As is a common occurrence, “Arnie” – a problem drinker—denied that he had a problem with alcohol. Almost everybody who knew Arnie – especially his partner, “Cheryl” – believed he was an alcoholic. (Note: I do not believe it is helpful to put word labels on people.) On one occasion, Cheryl called the police when Arnie was ragefully out of control and was threatening to harm her. On many other occasions, Arnie came home much later than he said he would; he explained that he lost track of the time when having a good time with his drinking buddies. This explanation or rationalization enraged Cheryl. She sometimes got emotionally out of control herself – saying things she later regretted saying.

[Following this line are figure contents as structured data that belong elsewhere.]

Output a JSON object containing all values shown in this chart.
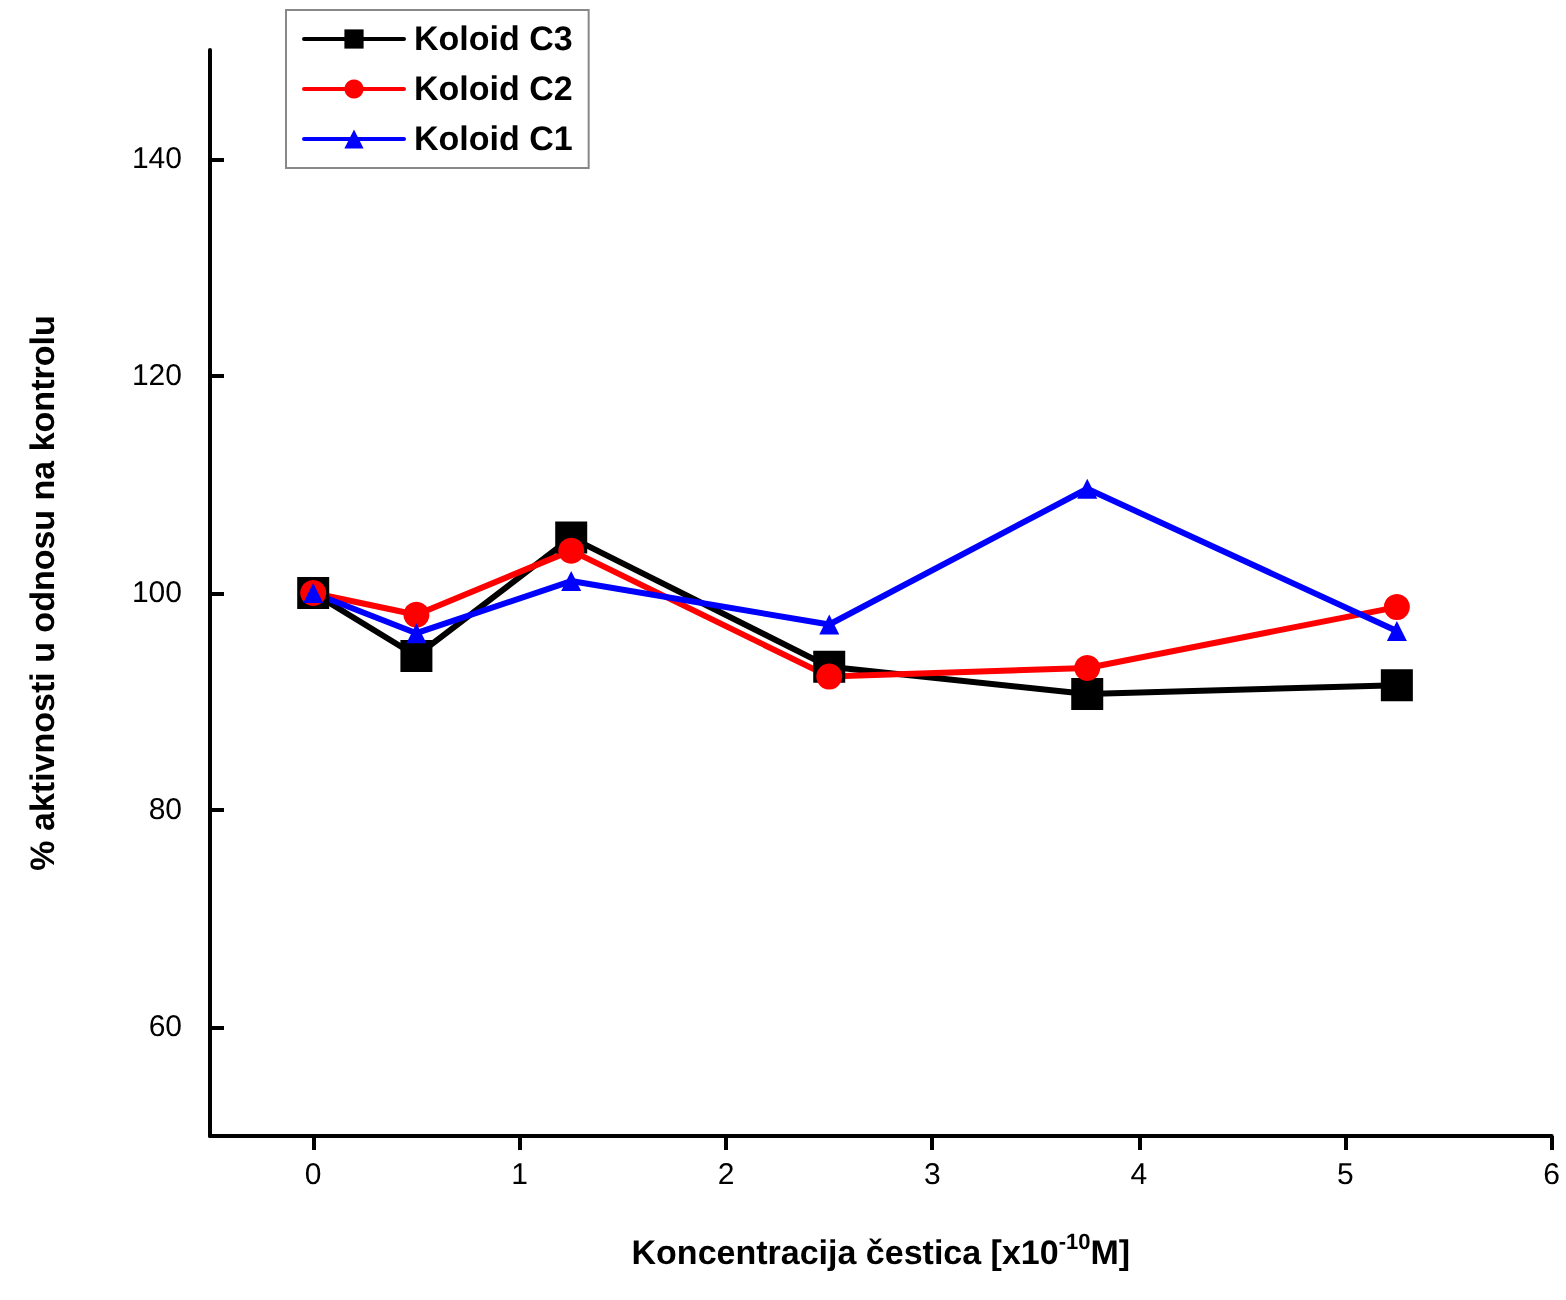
{
  "chart_data": {
    "type": "line",
    "xlabel": "Koncentracija čestica [x10$^{-10}$M]",
    "ylabel": "% aktivnosti u odnosu na kontrolu",
    "x": [
      0,
      0.5,
      1.25,
      2.5,
      3.75,
      5.25
    ],
    "series": [
      {
        "name": "Koloid C3",
        "color": "#000000",
        "marker": "square",
        "values": [
          100,
          94.2,
          105.1,
          93.2,
          90.7,
          91.5
        ]
      },
      {
        "name": "Koloid C2",
        "color": "#ff0000",
        "marker": "circle",
        "values": [
          100,
          98,
          103.9,
          92.3,
          93.1,
          98.7
        ]
      },
      {
        "name": "Koloid C1",
        "color": "#0000ff",
        "marker": "triangle",
        "values": [
          100,
          96.3,
          101.1,
          97.1,
          109.6,
          96.5
        ]
      }
    ],
    "xlim": [
      -0.5,
      6
    ],
    "xticks": [
      0,
      1,
      2,
      3,
      4,
      5,
      6
    ],
    "ylim": [
      50,
      150
    ],
    "yticks": [
      60,
      80,
      100,
      120,
      140
    ],
    "grid": false,
    "legend": "top left",
    "line_style": "solid"
  }
}
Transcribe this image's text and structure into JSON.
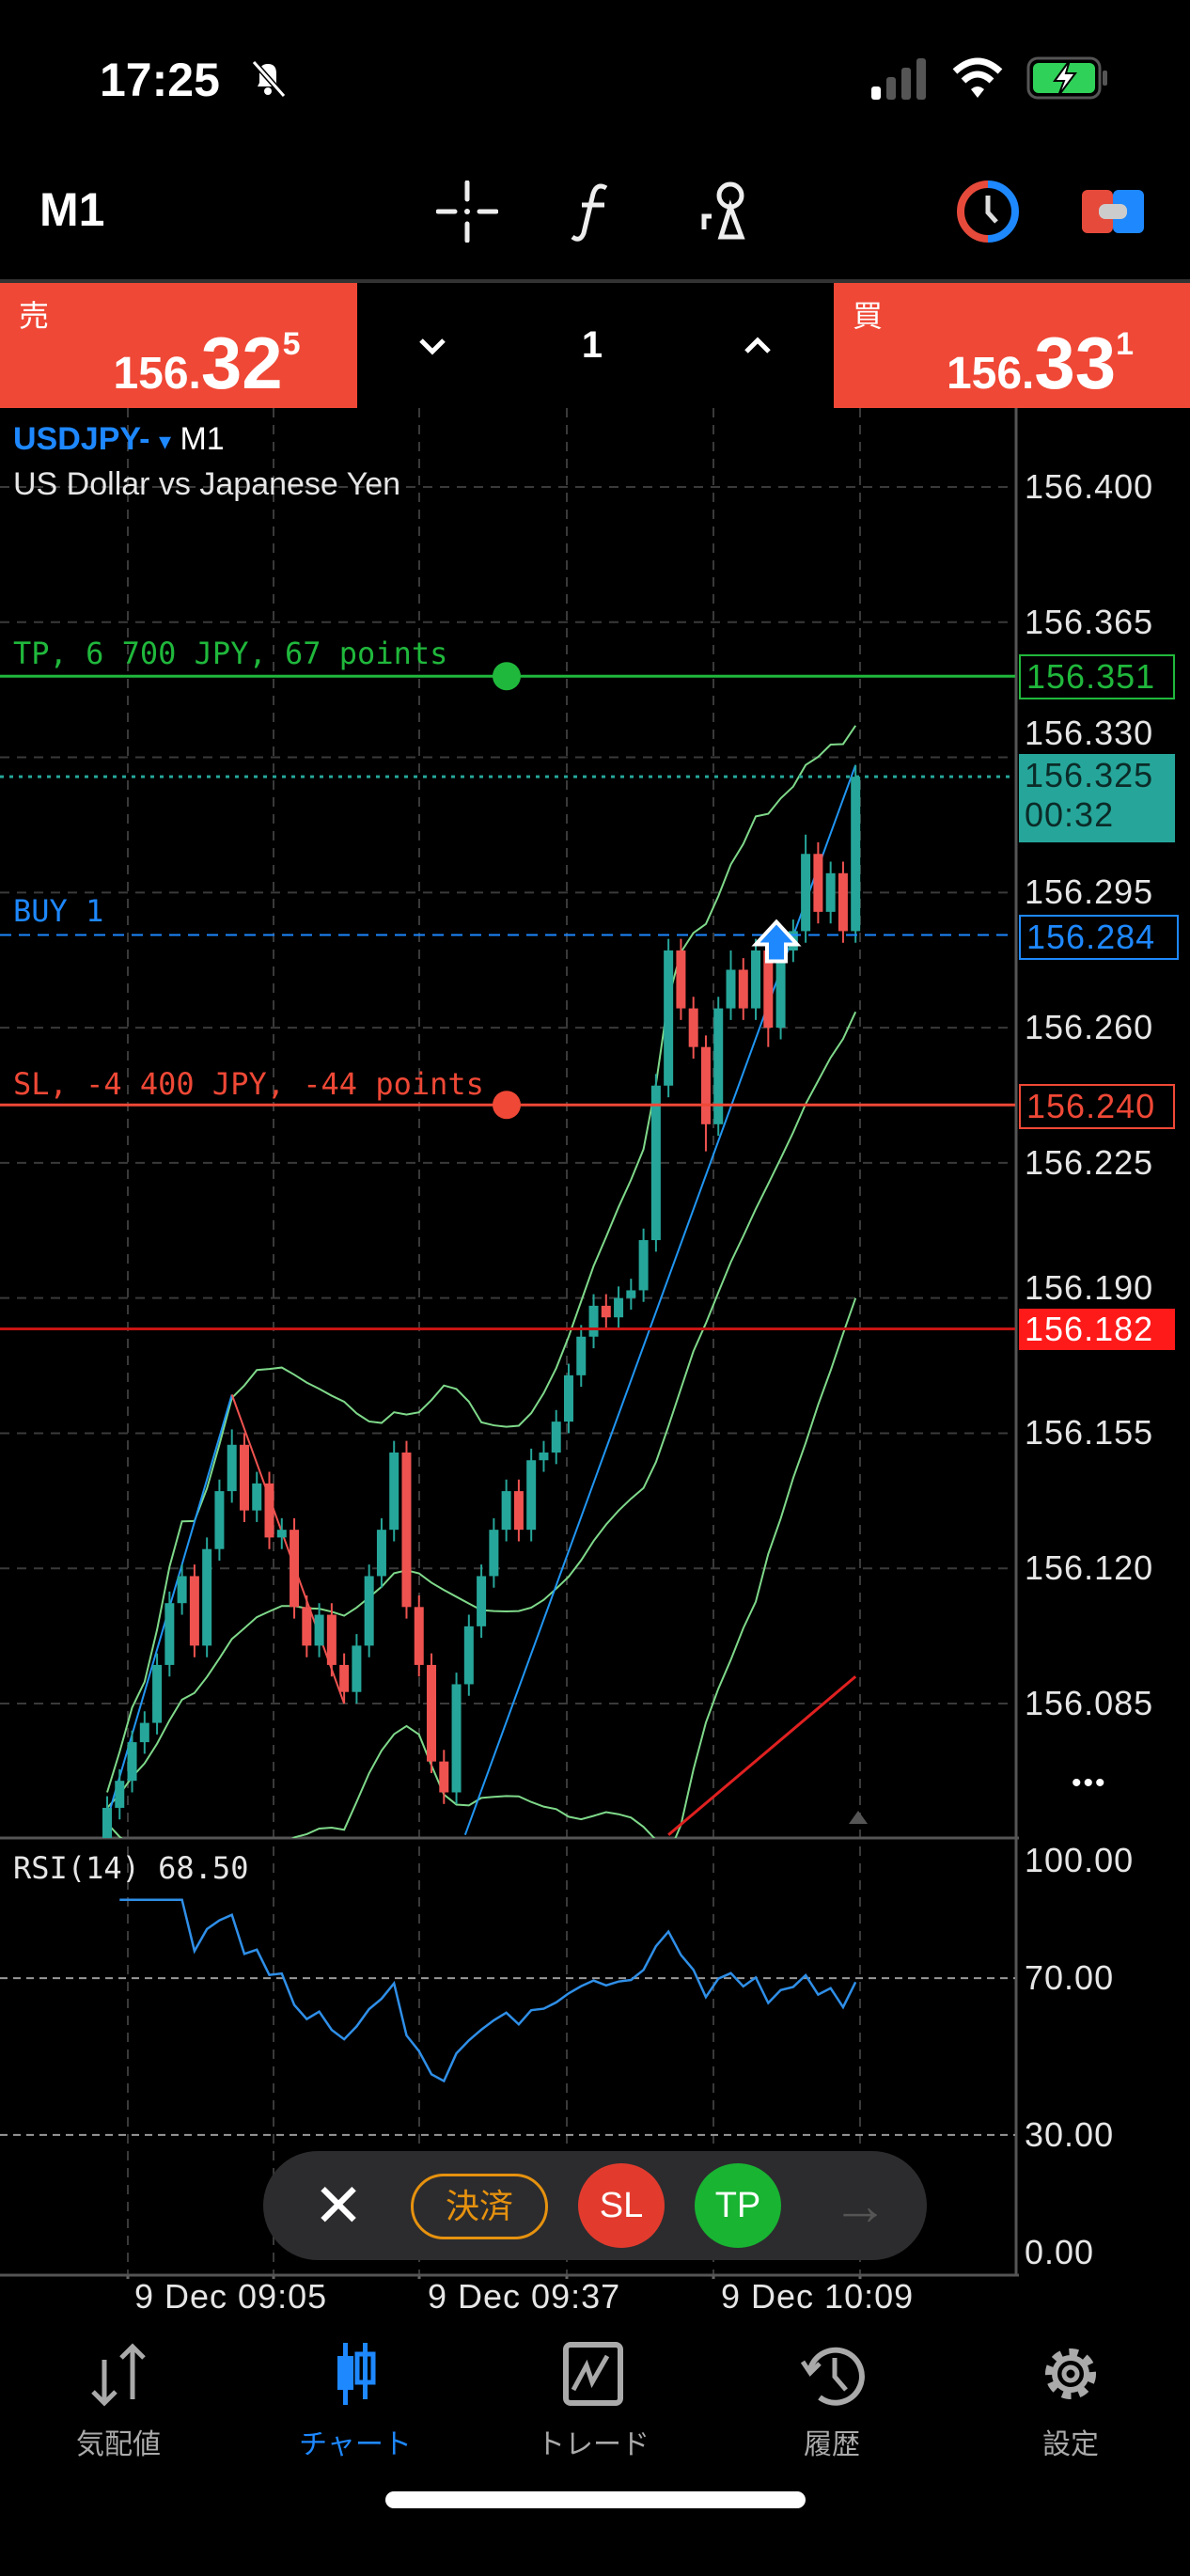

Cheryl became chronically frustrated and upset with him and insisted that he change his drinking habits. In response, Arnie told her that he didn’t think he, or they, needed professional help, and that they should be able to work things out on their own. Well, as you probably can imagine – Arnie’s plan didn’t work out well. Things just got worse between them. Cheryl then gave him an ultimatum: either he go for counseling, or she would leave him! He then, reluctantly agreed to see me. He didn’t think I – or any therapist – could help him (or them).
We worked together both individually and jointly for several months. (We usually alternated individual sessions with joint [couple] sessions.) (Note: There is no one right or standard way to work with individuals or couples. Effective therapy always needs to be tailor-made. One size doesn’t fit all.)
Since I see problem drinking and other drug misuse to be symptoms of underlying and deeper psychological problems, we discovered together (after many ups and downs), what seemed to be at the root of Arnie’s drinking problem. Gradually over time, and with much effort made by both Arnie and Cheryl, Arnie’s drinking got under control. He was able to find other satisfactions in life that substituted for the enjoyment, relief, and escape that he had gotten from drinking.
The couple was then able to get on with their lives without the burden of substance abuse or substance dependency hanging over their heads. They ended therapy feeling much happier and satisfied as individuals, and closer as a couple.